I was called into a meeting with the undersecretary of defense for intelligence and the director of national intelligence, and after some “niceties,” I was told by the USDI that I was being let go from DIA. It was definitely an uncomfortable moment (I suspect more for them than me).
I asked the DNI (Gen. James Clapper) if my leadership of the agency was in question and he said it was not; had it been, he said, they would have relieved me on the spot.
I knew then it had more to do with the stand I took on radical Islamism and the expansion of al Qaeda and its associated movements. I felt the intel system was way too politicized, especially in the Defense Department. After being fired, I left the meeting thinking, “Here we are in the middle of a war, I had a significant amount of combat experience (nearly five years) against this determined enemy on the battlefield and served at senior levels, and here it was, the bureaucracy was letting me go.” Amazing.

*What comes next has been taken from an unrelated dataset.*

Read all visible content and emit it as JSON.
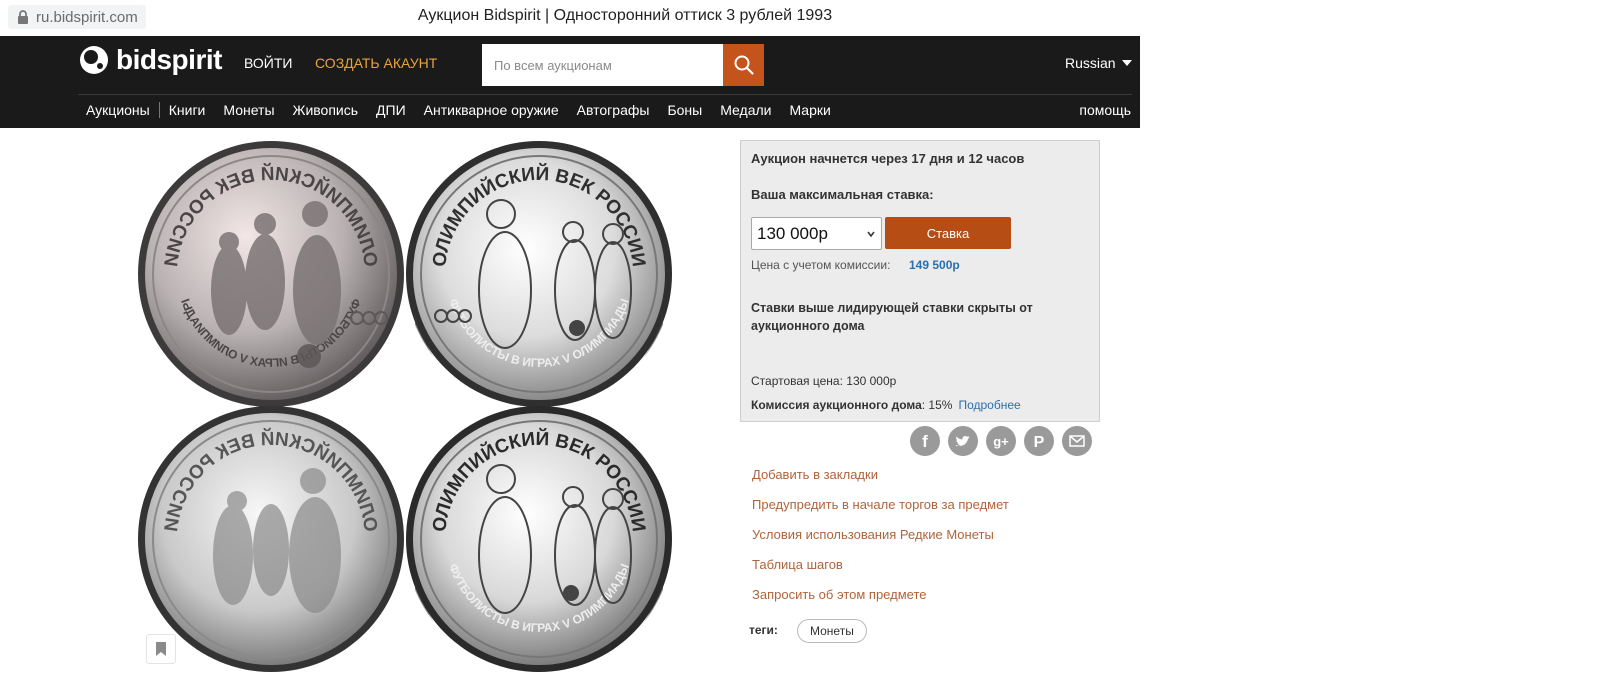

At the time, I was working very hard to change the culture of DIA from one overly focused on Washington, DC, to a culture that focused on our forward-based war fighters and commanders. It was not an easy shift, but it was necessary and exactly the reason I was put into the job in the first place.
In the end, I was pissed but knew that I had maintained my integrity and was determined in the few months I had left to continue the changes I was instituting and to keep beating the drum about the vicious enemy we were facing (still are).
I would not change a lick how I operate. Our country has too much at stake.